Visitors flocked to see the portrait in person. The unveiling led to thousands lined up at the entrance, and a threefold increase in visitors compared to the previous President's Day weekend. As of February 2020, attendance at the National Portrait Gallery had doubled since the unveiling, bringing four million visitors to the museum and turning the queue to see the paintings into its own social experience.

=== Parker Curry photograph ===

Shortly after the painting was put on display, a photograph of a two-year-old African American girl, staring at the painting in awe, went viral on social media, prompting conversation about the value of representation in art. The child pictured was Parker Curry and the photograph taken by Ben Hines of North Carolina, another visitor to the museum that day. Obama later met with Parker and her mother Jessica Curry
and the occasion inspired a children's book, Parker Looks Up, written by the Mother-Daughter Curry duo and published by Simon and Schuster. Parker Curry and Jessica's first book "Parker Looks Up" was a New York Times bestseller and was nominated for an NAACP Image Award. Parker and Jessica have since gone on to write and publish eight more children's books including Ready-to-Read and picture books.

=== Later exhibits ===

Beginning on November 13, 2020, and running through May 23, 2021, First Lady Michelle Obama as well as the Michelle Smith dress Obama wore for the sitting are part of an exhibition entitled, "Every Eye Is Upon Me: First Ladies of the United States."

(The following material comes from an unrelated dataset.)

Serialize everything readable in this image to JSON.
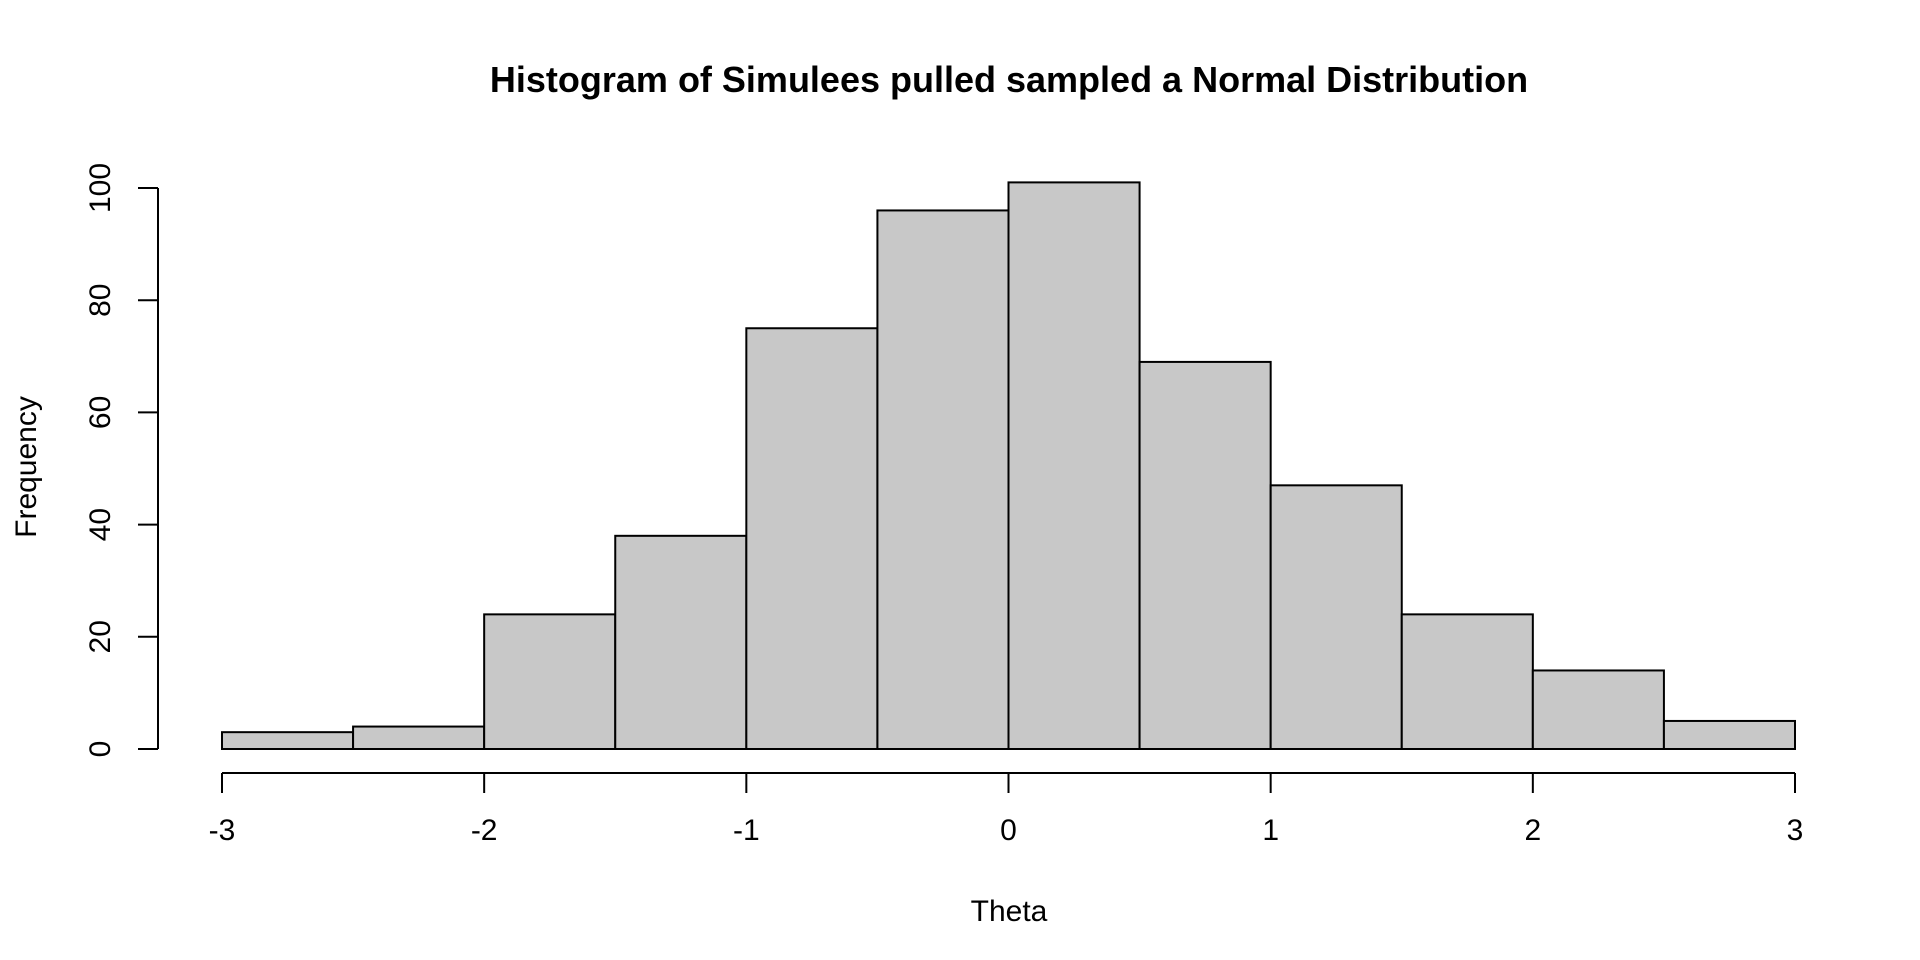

A tour with both Sherald's and Wiley's paintings of the Obamas is planned for 2021. Slated to begin in June, the paintings will be shown for two months each in Chicago, New York, Los Angeles, Atlanta and Houston. The tour planning is emphasizing low-cost tickets so the exhibit will be accessible to as many people as possible; admission to see the paintings in the National Portrait Gallery is free.